Noah J Nelson on Monday, Aug. 8th
This past weekend I spent some quality time at VRLA—which all spelled out is Virtual Reality Los Angeles—the largest expo of its kind, boasting of 6000 attendees. Lines were long for the summer edition on Saturday—which is when the public had access to the show floor—as enthusiasts and the curious came to check out the latest in VR experiences.
It’s funny, now that VR headsets are available commercially you might think that the demand for VRLA tickets would wane. However, it’s still a lot cheaper to buy a day pass and spend some time standing in line to get a taste of the future than it is to invest in a computer capable of running VR software and the head mounted display that makes it all possible.
Here are five things I walked away from VRLA knowing.

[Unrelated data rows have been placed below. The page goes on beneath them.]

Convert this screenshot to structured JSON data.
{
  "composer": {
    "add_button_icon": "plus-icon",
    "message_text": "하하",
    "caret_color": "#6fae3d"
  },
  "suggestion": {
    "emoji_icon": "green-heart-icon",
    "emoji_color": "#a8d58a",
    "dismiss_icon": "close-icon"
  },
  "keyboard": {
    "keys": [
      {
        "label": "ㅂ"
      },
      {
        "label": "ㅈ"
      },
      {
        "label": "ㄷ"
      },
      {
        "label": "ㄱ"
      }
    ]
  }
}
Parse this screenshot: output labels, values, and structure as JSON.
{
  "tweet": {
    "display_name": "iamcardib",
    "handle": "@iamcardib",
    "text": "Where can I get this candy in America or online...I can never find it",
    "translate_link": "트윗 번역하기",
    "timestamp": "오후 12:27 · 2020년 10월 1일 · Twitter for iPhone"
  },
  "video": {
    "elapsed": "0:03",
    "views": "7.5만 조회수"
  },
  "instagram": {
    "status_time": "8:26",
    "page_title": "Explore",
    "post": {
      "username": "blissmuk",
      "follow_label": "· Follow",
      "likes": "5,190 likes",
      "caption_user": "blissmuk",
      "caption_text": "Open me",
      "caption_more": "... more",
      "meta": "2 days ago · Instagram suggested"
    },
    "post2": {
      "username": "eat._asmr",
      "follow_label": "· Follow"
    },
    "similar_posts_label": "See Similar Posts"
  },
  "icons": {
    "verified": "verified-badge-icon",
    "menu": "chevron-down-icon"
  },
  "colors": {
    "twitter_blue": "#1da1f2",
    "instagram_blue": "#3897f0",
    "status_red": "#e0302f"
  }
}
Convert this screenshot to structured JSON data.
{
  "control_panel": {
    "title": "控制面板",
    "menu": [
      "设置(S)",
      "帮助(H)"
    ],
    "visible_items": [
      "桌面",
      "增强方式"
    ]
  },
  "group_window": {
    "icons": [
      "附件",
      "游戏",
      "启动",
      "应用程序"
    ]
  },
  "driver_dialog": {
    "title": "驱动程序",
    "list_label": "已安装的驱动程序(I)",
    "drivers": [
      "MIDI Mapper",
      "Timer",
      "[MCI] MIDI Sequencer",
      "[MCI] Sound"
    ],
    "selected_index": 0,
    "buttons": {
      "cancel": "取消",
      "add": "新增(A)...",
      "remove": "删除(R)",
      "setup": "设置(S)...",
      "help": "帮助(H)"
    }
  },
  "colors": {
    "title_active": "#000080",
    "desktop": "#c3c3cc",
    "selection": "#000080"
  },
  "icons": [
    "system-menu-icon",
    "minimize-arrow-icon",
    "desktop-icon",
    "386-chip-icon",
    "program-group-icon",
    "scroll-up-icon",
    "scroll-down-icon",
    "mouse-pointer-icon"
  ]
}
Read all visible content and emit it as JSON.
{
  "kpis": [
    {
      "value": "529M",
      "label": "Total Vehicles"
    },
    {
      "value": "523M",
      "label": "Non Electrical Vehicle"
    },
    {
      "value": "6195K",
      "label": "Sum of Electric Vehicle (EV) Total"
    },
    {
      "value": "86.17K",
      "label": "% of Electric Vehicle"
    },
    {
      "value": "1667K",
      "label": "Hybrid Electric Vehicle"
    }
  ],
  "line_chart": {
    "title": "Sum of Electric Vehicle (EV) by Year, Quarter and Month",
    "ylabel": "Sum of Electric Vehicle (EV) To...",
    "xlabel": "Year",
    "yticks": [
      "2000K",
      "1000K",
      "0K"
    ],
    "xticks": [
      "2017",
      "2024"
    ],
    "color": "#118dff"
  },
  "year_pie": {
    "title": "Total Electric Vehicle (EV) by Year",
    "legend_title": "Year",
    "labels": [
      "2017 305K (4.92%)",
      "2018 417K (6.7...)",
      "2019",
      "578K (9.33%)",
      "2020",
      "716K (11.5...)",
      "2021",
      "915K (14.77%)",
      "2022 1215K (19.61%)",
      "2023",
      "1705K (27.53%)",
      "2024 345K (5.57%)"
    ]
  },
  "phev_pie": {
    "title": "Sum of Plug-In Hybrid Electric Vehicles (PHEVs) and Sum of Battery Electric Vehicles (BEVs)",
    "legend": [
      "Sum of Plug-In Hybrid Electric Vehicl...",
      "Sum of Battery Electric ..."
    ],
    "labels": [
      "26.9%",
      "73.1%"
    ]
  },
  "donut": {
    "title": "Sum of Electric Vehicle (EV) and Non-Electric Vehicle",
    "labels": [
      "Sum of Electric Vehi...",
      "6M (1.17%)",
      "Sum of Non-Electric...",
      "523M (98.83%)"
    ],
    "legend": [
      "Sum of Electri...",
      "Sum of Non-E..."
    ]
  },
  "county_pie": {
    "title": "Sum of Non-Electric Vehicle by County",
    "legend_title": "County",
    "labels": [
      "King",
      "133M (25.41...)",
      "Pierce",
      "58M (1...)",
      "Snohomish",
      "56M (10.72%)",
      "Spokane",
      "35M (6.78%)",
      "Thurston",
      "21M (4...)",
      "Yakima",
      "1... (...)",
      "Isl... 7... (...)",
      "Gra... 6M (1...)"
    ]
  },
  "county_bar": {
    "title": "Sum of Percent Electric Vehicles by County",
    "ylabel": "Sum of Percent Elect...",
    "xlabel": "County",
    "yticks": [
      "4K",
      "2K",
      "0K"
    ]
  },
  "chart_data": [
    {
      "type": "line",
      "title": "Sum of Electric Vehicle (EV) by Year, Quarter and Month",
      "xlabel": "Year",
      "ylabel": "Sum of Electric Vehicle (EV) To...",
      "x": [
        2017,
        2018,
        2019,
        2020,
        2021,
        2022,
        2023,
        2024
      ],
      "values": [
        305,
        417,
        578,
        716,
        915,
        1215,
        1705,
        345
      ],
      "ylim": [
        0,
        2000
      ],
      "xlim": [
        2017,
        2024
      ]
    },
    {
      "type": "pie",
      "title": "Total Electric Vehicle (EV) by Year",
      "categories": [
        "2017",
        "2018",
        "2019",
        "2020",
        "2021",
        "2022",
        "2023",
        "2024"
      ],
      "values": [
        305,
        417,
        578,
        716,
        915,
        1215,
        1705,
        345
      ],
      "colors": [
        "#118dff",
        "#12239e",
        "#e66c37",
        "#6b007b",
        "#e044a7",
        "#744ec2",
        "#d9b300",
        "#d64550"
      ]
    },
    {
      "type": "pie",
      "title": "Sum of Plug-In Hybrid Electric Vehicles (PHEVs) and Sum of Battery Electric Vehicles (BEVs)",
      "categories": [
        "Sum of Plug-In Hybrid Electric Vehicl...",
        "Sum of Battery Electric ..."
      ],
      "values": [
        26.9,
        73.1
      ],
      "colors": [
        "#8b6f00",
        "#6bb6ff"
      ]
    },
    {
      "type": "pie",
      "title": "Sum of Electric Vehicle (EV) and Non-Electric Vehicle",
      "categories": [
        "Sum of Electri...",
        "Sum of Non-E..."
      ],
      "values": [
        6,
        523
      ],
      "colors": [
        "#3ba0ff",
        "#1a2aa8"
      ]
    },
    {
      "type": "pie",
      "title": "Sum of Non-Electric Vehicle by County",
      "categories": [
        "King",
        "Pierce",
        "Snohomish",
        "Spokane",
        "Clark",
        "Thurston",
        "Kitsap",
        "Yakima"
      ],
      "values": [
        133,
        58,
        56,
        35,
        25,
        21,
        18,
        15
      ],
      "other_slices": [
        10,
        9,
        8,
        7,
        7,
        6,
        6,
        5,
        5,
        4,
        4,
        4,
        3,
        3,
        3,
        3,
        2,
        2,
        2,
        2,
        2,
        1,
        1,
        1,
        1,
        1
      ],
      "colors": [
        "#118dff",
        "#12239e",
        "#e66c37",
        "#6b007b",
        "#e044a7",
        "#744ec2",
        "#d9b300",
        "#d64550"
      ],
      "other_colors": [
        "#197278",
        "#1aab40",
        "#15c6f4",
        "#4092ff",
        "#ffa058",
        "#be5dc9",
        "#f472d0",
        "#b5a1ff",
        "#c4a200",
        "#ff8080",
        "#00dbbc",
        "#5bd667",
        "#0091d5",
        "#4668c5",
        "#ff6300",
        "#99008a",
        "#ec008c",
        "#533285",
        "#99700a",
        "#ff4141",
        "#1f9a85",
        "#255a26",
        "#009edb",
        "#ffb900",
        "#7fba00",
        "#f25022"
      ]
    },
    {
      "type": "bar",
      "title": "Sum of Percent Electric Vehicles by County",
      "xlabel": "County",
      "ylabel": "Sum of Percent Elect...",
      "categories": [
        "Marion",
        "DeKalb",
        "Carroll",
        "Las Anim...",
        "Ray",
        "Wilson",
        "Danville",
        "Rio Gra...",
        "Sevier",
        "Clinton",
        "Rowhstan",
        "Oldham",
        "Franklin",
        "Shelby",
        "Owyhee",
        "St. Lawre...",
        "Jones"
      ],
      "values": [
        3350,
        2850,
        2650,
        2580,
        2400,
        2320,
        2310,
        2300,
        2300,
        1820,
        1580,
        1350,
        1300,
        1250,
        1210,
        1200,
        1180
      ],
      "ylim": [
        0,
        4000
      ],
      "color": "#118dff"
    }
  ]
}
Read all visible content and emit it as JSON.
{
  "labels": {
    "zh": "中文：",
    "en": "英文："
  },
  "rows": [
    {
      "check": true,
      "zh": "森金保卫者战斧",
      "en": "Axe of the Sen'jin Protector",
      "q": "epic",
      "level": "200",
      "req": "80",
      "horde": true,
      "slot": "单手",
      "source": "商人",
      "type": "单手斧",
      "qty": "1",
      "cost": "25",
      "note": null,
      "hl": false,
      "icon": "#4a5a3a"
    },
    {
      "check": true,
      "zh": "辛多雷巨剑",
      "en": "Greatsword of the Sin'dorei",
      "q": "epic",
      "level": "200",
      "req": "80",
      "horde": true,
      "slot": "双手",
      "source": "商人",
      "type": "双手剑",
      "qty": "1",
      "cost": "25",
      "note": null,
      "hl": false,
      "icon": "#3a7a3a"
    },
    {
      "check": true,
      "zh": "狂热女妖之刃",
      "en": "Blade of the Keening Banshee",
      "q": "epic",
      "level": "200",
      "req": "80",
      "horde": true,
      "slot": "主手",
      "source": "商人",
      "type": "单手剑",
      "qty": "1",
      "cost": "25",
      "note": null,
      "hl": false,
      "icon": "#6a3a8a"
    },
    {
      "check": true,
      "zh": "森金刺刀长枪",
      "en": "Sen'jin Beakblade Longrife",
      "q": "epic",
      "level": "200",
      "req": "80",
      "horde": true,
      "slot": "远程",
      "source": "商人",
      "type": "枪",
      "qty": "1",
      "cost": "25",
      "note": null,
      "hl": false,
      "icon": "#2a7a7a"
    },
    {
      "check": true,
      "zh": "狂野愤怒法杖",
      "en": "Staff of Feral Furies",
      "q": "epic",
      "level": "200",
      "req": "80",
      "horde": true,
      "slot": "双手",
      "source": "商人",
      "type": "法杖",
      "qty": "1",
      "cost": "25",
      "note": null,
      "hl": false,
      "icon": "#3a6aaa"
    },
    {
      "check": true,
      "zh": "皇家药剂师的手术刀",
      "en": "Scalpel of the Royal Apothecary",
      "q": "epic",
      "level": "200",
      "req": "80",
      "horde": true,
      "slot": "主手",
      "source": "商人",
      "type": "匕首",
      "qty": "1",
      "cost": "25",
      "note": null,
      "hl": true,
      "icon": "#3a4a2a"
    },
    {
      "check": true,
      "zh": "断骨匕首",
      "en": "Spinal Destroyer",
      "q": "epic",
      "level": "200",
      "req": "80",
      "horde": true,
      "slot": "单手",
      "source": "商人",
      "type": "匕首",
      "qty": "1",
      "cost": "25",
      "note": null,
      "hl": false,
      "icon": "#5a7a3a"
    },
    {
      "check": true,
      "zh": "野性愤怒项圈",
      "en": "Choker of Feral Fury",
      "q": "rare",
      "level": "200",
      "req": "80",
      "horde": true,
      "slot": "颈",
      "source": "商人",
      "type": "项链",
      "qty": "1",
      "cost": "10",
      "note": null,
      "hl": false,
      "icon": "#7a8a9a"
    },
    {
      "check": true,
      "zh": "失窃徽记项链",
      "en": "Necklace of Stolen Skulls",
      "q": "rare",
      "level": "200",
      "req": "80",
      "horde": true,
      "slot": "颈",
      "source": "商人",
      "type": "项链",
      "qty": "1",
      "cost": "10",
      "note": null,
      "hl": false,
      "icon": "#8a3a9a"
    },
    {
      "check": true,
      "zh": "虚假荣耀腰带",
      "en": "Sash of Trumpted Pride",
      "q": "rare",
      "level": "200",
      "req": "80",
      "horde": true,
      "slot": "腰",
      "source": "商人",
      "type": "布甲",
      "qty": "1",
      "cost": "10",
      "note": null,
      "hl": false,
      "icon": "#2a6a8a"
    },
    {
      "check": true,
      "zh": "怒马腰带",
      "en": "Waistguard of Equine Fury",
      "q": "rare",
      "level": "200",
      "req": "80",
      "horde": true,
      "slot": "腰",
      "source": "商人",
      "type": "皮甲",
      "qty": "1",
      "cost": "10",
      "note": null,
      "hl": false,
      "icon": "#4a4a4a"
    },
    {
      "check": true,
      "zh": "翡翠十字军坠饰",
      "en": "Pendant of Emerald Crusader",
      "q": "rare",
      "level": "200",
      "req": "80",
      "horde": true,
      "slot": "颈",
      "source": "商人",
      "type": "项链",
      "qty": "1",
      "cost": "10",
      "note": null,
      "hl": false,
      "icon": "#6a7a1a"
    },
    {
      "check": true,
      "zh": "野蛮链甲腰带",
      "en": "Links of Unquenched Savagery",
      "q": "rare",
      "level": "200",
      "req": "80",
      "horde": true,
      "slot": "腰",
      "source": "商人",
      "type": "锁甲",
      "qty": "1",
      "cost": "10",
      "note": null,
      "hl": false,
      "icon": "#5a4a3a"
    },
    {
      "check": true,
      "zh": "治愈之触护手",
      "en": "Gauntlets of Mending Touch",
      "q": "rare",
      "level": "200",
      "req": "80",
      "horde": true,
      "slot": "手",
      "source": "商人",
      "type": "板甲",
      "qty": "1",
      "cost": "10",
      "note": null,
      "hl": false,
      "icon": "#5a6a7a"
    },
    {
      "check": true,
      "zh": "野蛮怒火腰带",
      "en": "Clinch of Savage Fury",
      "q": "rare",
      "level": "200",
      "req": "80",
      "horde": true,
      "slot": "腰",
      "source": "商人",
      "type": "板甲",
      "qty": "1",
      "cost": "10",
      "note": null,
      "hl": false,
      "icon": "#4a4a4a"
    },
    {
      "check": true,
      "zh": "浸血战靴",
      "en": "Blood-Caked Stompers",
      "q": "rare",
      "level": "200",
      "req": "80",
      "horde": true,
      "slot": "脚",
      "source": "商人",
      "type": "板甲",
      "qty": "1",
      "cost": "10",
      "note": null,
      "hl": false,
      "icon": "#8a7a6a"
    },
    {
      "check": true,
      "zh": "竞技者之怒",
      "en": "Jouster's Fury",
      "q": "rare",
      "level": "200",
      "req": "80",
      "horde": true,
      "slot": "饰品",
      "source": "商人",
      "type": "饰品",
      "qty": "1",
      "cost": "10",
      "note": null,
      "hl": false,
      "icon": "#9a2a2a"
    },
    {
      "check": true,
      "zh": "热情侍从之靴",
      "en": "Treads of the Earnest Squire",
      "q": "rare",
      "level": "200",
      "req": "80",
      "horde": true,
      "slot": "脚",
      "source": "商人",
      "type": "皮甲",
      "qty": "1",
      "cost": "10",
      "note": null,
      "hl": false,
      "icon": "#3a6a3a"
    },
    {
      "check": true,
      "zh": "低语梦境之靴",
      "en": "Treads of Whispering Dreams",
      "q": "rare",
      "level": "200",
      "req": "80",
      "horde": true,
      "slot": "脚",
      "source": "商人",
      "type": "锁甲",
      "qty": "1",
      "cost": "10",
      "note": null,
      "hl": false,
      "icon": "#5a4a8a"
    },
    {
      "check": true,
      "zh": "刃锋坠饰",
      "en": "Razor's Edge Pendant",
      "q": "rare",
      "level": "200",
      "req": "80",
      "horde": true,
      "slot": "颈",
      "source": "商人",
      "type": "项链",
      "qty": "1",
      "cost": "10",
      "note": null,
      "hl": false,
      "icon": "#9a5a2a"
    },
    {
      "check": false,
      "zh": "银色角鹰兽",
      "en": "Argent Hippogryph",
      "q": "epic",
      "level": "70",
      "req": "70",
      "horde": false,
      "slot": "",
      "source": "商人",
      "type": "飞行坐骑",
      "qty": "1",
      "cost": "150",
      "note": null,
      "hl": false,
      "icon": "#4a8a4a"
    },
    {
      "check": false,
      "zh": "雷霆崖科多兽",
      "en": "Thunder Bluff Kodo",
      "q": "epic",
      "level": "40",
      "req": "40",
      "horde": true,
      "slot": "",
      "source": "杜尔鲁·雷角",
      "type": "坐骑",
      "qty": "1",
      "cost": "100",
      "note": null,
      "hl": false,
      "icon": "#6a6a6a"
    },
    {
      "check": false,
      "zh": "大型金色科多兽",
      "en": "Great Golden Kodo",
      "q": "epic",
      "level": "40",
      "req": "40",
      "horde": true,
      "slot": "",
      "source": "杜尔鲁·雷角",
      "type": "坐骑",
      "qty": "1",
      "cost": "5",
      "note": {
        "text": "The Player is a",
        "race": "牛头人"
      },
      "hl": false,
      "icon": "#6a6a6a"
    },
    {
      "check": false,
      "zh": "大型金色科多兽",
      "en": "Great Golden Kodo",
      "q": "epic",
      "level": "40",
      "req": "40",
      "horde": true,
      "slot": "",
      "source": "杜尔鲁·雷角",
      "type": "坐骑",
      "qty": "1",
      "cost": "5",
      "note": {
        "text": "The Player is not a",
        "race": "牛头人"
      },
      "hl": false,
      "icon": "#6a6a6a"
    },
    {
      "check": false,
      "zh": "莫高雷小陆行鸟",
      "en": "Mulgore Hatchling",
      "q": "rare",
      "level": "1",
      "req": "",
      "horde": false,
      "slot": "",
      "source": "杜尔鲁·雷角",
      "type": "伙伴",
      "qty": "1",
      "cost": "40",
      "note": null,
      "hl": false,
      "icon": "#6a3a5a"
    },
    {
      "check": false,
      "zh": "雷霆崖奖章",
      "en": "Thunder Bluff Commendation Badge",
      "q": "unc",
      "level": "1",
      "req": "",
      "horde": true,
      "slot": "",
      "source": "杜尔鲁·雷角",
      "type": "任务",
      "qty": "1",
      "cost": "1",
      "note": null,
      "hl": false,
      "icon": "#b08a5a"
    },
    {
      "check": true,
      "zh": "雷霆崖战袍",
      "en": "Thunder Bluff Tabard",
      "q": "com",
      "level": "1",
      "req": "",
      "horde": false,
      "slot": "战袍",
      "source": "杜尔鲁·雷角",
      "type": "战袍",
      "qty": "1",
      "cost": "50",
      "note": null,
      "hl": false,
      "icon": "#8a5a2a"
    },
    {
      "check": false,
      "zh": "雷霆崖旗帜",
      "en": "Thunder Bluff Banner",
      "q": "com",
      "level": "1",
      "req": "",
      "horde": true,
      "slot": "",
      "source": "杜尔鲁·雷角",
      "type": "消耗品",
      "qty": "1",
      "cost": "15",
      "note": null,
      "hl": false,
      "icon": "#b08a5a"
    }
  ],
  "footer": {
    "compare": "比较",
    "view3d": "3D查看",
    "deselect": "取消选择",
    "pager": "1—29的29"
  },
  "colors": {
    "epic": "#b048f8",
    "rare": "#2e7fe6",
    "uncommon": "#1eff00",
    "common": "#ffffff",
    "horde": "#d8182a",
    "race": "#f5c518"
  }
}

1) Vive is beating Oculus, for now.
A lot can change in a year. The beginning of the virtual reality renaissance was synonymous with Oculus. After all, Palmer Luckey and company relaunched interest in VR thanks to the phenomenal success of the nascent company’s Kickstarter. Since then they’ve gotten gobbled up by a tech giant—Facebook—and found themselves with some surprisingly stiff friendly competition from not only Sony but the software company Valve, which teamed up with hardware maker HTC to unleash the Vive headset.
The Vive was everywhere at VRLA.
Maybe there’s a deal under the hood—Oculus has never had the kind of presence at VRLA that it has at, say, E3. (You should also see #5.) What was interesting, however, was that so many of the demo units being used by independent developers were Vive units. A lot of that has to do with the fact that Vive is supporting room-scale VR at the moment and Oculus won’t catch up to that until the Fall.
Still, this has to be a great feeling for the otherwise beleaguered hardware maker HTC. They’ve managed to become the cool kids on the VR campus. At least until Apple comes down from on high, Sony delivers some serious software on PlayStation VR, or Microsoft makes a choice as to what the next Xbox will support in terms of headsets.
2) Storytelling is finding its feet, but VR acting needs an upgrade.
I caught a handful of 360 videos while I was wandering around. Some were full CGI—like the gorgeous animated music video Pearl from Google Spotlight Stories. Others were commercial enterprises promoting TV shows, and still others were what’s known as industrials. Sadly, industrials are not 360 videos of 90s industrial bands. They’re corporate training videos and the like. There’s going to be a fair amount of money to be made in the VR training video and program business.
Now industrials have never been known for their acting. (I can say this because I once acted in an industrial and I hope to all that is holy that every copy of it has been wiped from existence. You try speaking corporate tech-speak when you have zero frame of reference for what’s being said and try to make it sound convincing.) The mixture of industrial-grade acting and VR, however, is an unholy abomination. Bad enough that the people who make this stuff know it’s bad.
I’m enough of an optimist—weird, I know—to see this as an opportunity, however. The refrain that I hear from just about everyone is that VR acting is theatre acting, not film acting… and that truism is slowly becoming convention wisdom which is in turn slowly becoming a point of departure for creative endeavors.
Now we just have to open the VR moviemaker’s eyes to the world of immersive theatre—something that more of the tech press has gotten onto this year—and we might be on to something.
3) Mindshow is really rad.
4) The devil is in the details.
While messing around with a demo made for General Electric by the VR division of Hollywood post-production heavyweight Deluxe I was struck by how much fun it was to jam two glowing spheres together.
I know that sounds weird, but while I have almost zero interest in an explanation of how materials science can make for a more efficient jet engine and yet I could have played in that demo all day. The little details make for the most compelling sense of presence. Developers don’t even—at this point—have to nail all of the details. Just getting a few right invites the imagination to jump in and do the heavy lifting. Which just might be the real secret to presence when all is said and done.
5) The rad t-shirt at the top of this post.
Hey, I don’t even own a dedicated VR headset yet—because I’m waiting to see who comes out on top this Christmas in terms of install base—and I’m not usually a fan of pirate themed merchandise but that t-shirt just called to me.
And for the record: I bought that t-shirt, no freeloading here, thank you very much.